After the restoration department we then headed to all the different areas of the manufacture where all watchmaking operations are carefully conducted. A full-fledged manufacture like Breguet makes all of its components in-house and being there to witness all these operations was simply phenomenal. When it comes to assembly and regulation, all movements are carefully inspected and regulated before the casing process commences. Dial and hand-setting follow before the final casing and installing of the oscillating weight on automatic watches takes place. Here we were able to witness the casing of the new Marine ref. 5517 in titanium with grey dial, the final setup of the oscillating weight on a Classique reference 3817, the hand setting on a previous blue dial Marine time and date model, and the final quality control steps after the casing of the new Marine Dame ref. 9517. In all an incredible time in this area of the manufacture.
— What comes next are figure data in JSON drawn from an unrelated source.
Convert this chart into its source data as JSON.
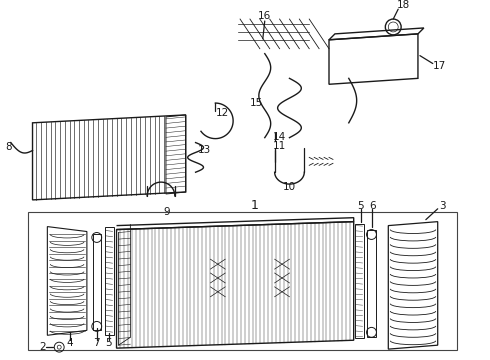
{
  "bg_color": "#ffffff",
  "line_color": "#1a1a1a",
  "fig_width": 4.9,
  "fig_height": 3.6,
  "dpi": 100
}
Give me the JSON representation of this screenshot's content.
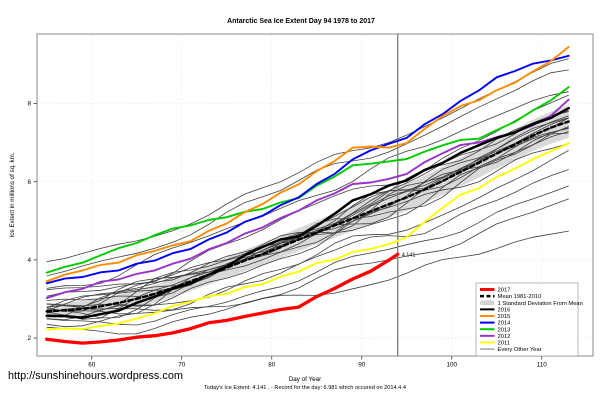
{
  "footer_url": "http://sunshinehours.wordpress.com",
  "chart_data": {
    "type": "line",
    "title": "Antarctic Sea Ice Extent Day 94 1978 to 2017",
    "xlabel": "Day of Year",
    "ylabel": "Ice Extent in millions of sq. km.",
    "caption": "Today's Ice Extent: 4.141 . - Record for the day: 6.981 which occured on 2014.4.4",
    "x_ticks": [
      60,
      70,
      80,
      90,
      100,
      110
    ],
    "y_ticks": [
      2,
      4,
      6,
      8
    ],
    "xlim": [
      54,
      115.5
    ],
    "ylim": [
      1.5,
      9.8
    ],
    "grid": "dotted",
    "marker_day": 94,
    "annotation": {
      "text": "4.141",
      "day": 94,
      "value": 4.141,
      "color": "#ff0000"
    },
    "days": [
      55,
      57,
      59,
      61,
      63,
      65,
      67,
      69,
      71,
      73,
      75,
      77,
      79,
      81,
      83,
      85,
      87,
      89,
      91,
      93,
      95,
      97,
      99,
      101,
      103,
      105,
      107,
      109,
      111,
      113
    ],
    "mean": {
      "name": "Mean 1981-2010",
      "color": "#000000",
      "values": [
        2.68,
        2.71,
        2.75,
        2.81,
        2.9,
        3.0,
        3.13,
        3.28,
        3.45,
        3.62,
        3.8,
        3.98,
        4.15,
        4.33,
        4.52,
        4.7,
        4.88,
        5.06,
        5.24,
        5.42,
        5.6,
        5.8,
        6.02,
        6.25,
        6.48,
        6.72,
        6.95,
        7.18,
        7.38,
        7.54
      ]
    },
    "band": {
      "name": "1 Standard Deviation From Mean",
      "color": "#d9d9d9",
      "start_halfwidth": 0.18,
      "end_halfwidth": 0.42
    },
    "series": [
      {
        "name": "2011",
        "color": "#ffff00",
        "values": [
          2.22,
          2.24,
          2.23,
          2.31,
          2.37,
          2.5,
          2.63,
          2.82,
          2.93,
          3.07,
          3.13,
          3.3,
          3.38,
          3.57,
          3.7,
          3.92,
          4.0,
          4.2,
          4.28,
          4.4,
          4.58,
          4.97,
          5.33,
          5.67,
          5.83,
          6.12,
          6.33,
          6.57,
          6.78,
          6.98
        ]
      },
      {
        "name": "2012",
        "color": "#9933cc",
        "values": [
          3.02,
          3.17,
          3.26,
          3.44,
          3.5,
          3.64,
          3.73,
          3.9,
          4.03,
          4.27,
          4.43,
          4.67,
          4.83,
          5.07,
          5.26,
          5.52,
          5.7,
          5.94,
          5.98,
          6.07,
          6.2,
          6.5,
          6.73,
          6.94,
          7.0,
          7.14,
          7.26,
          7.44,
          7.68,
          8.1
        ]
      },
      {
        "name": "2013",
        "color": "#00cc00",
        "values": [
          3.67,
          3.82,
          3.93,
          4.12,
          4.3,
          4.43,
          4.63,
          4.8,
          4.88,
          5.02,
          5.09,
          5.23,
          5.3,
          5.47,
          5.58,
          5.9,
          6.13,
          6.42,
          6.46,
          6.52,
          6.58,
          6.77,
          6.93,
          7.07,
          7.1,
          7.32,
          7.53,
          7.82,
          8.08,
          8.42
        ]
      },
      {
        "name": "2014",
        "color": "#0000ff",
        "values": [
          3.4,
          3.52,
          3.56,
          3.68,
          3.73,
          3.9,
          3.98,
          4.17,
          4.28,
          4.52,
          4.7,
          4.97,
          5.13,
          5.4,
          5.6,
          5.94,
          6.2,
          6.57,
          6.8,
          6.97,
          7.12,
          7.47,
          7.73,
          8.07,
          8.33,
          8.67,
          8.83,
          9.02,
          9.1,
          9.22
        ]
      },
      {
        "name": "2015",
        "color": "#ff8c00",
        "values": [
          3.45,
          3.62,
          3.73,
          3.87,
          3.93,
          4.12,
          4.23,
          4.37,
          4.48,
          4.74,
          4.93,
          5.22,
          5.43,
          5.72,
          5.93,
          6.27,
          6.53,
          6.87,
          6.9,
          6.87,
          6.99,
          7.35,
          7.68,
          7.94,
          8.08,
          8.34,
          8.53,
          8.82,
          9.08,
          9.45
        ]
      },
      {
        "name": "2016",
        "color": "#000000",
        "values": [
          2.57,
          2.56,
          2.52,
          2.61,
          2.7,
          2.9,
          3.06,
          3.27,
          3.4,
          3.62,
          3.83,
          4.12,
          4.33,
          4.52,
          4.6,
          4.87,
          5.18,
          5.52,
          5.68,
          5.9,
          6.03,
          6.3,
          6.48,
          6.74,
          6.93,
          7.12,
          7.26,
          7.47,
          7.63,
          7.88
        ]
      }
    ],
    "series_2017": {
      "name": "2017",
      "color": "#ff0000",
      "days": [
        55,
        57,
        59,
        61,
        63,
        65,
        67,
        69,
        71,
        73,
        75,
        77,
        79,
        81,
        83,
        85,
        87,
        89,
        91,
        93,
        94
      ],
      "values": [
        1.97,
        1.91,
        1.87,
        1.9,
        1.95,
        2.02,
        2.06,
        2.13,
        2.24,
        2.39,
        2.45,
        2.55,
        2.64,
        2.73,
        2.79,
        3.06,
        3.27,
        3.51,
        3.71,
        3.99,
        4.141
      ]
    },
    "other_years": {
      "name": "Every Other Year",
      "color": "#404040",
      "lines": [
        {
          "s": 2.15,
          "e": 5.6,
          "w": 0.12,
          "p": 1.0,
          "k": 1.15
        },
        {
          "s": 2.45,
          "e": 4.72,
          "w": 0.1,
          "p": 2.1,
          "k": 1.25
        },
        {
          "s": 2.35,
          "e": 5.95,
          "w": 0.11,
          "p": 0.9,
          "k": 1.18
        },
        {
          "s": 2.55,
          "e": 6.3,
          "w": 0.13,
          "p": 3.2,
          "k": 1.1
        },
        {
          "s": 2.5,
          "e": 6.6,
          "w": 0.12,
          "p": 5.4,
          "k": 1.08
        },
        {
          "s": 2.6,
          "e": 7.1,
          "w": 0.16,
          "p": 0.6,
          "k": 1.0
        },
        {
          "s": 2.72,
          "e": 7.25,
          "w": 0.18,
          "p": 1.7,
          "k": 1.0
        },
        {
          "s": 2.8,
          "e": 7.4,
          "w": 0.14,
          "p": 2.8,
          "k": 1.0
        },
        {
          "s": 2.62,
          "e": 7.55,
          "w": 0.17,
          "p": 3.9,
          "k": 1.0
        },
        {
          "s": 2.88,
          "e": 7.65,
          "w": 0.15,
          "p": 5.0,
          "k": 1.0
        },
        {
          "s": 2.95,
          "e": 7.8,
          "w": 0.13,
          "p": 0.2,
          "k": 1.0
        },
        {
          "s": 2.66,
          "e": 7.35,
          "w": 0.19,
          "p": 1.3,
          "k": 1.0
        },
        {
          "s": 2.75,
          "e": 7.9,
          "w": 0.16,
          "p": 2.4,
          "k": 1.0
        },
        {
          "s": 2.85,
          "e": 7.5,
          "w": 0.18,
          "p": 4.5,
          "k": 1.0
        },
        {
          "s": 2.7,
          "e": 7.45,
          "w": 0.17,
          "p": 0.4,
          "k": 1.0
        },
        {
          "s": 2.9,
          "e": 7.58,
          "w": 0.16,
          "p": 2.0,
          "k": 1.0
        },
        {
          "s": 2.78,
          "e": 7.7,
          "w": 0.15,
          "p": 3.0,
          "k": 1.0
        },
        {
          "s": 3.1,
          "e": 8.1,
          "w": 0.12,
          "p": 3.5,
          "k": 0.92
        },
        {
          "s": 3.3,
          "e": 8.45,
          "w": 0.1,
          "p": 4.6,
          "k": 0.85
        },
        {
          "s": 3.58,
          "e": 8.8,
          "w": 0.09,
          "p": 5.8,
          "k": 0.8
        },
        {
          "s": 3.95,
          "e": 9.05,
          "w": 0.08,
          "p": 5.7,
          "k": 0.84
        }
      ]
    },
    "legend": {
      "items": [
        {
          "label": "2017",
          "color": "#ff0000",
          "style": "thick"
        },
        {
          "label": "Mean 1981-2010",
          "color": "#000000",
          "style": "dashed"
        },
        {
          "label": "1 Standard Deviation From Mean",
          "color": "#d3d3d3",
          "style": "band"
        },
        {
          "label": "2016",
          "color": "#000000",
          "style": "line"
        },
        {
          "label": "2015",
          "color": "#ff8c00",
          "style": "line"
        },
        {
          "label": "2014",
          "color": "#0000ff",
          "style": "line"
        },
        {
          "label": "2013",
          "color": "#00cc00",
          "style": "line"
        },
        {
          "label": "2012",
          "color": "#9933cc",
          "style": "line"
        },
        {
          "label": "2011",
          "color": "#ffff00",
          "style": "line"
        },
        {
          "label": "Every Other Year",
          "color": "#666666",
          "style": "thin"
        }
      ]
    }
  }
}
Now, while all the different areas and processes conducted at the Breguet manufacture are all very exciting and interesting, there’s nothing more amazing than stepping into the departments where hand-engraving is done and where tourbillons are assembled, inspected and regulated.
While at the tourbillon workshop not only we got to experience first hand the complex process of assembling and inspecting a tourbillon but it was amazing to be in the presence of incredible tourbillons like the Double Tourbillon ref. 5349, the Classique Extra-Plat Squelette ref. 5395, the Tourbillon Extra-Plat ref. 5377, the Tradition ‘Grande Complication’ watch with fusée tourbillon ref. 7047, and the Tourbillon with Equation of Time amongst others.
However, what was even more amazing during our visit was to walk into the world’s largest guillochage department where more than 30 rose engine turning machines are carefully operated by highly skillful watchmakers. As you guys know, Breguet masters the art of hand guilloché and some of their watches include up to six different types of guilloché on their dials like on the dial of the Breguet Classique Chronométrie ref. 7727. Here at the guillochage shop we also got to try one of the machines ourselves and realize how difficult it is to operate them. Of course, the result on the pattern was less than stellar. A true honor to be able to put our hands on the legendary machines that create this magnificent guilloché dials.
Lastly, we had an incredible meal in Switzerland courtesy of Breguet at the Restaurant Bellevue Le Rocheray. This hotel in the Vallée de Joux was established in 1895. This establishment overlooking the Lac de Joux for more than a century is located at an altitude of 1,000 meters in the heart of the Vallée de Joux and the perfect setting for a decadent and memorable meal with our friends from Breguet. When it comes to hospitality, very few brands do it as well as Breguet. Very special thanks to everyone at the brand that made this longtime dream a reality. Thank you for opening the doors of what we consider one of the true temples of modern and classic horology and one of the most incredible manufactures we’ve visited so far.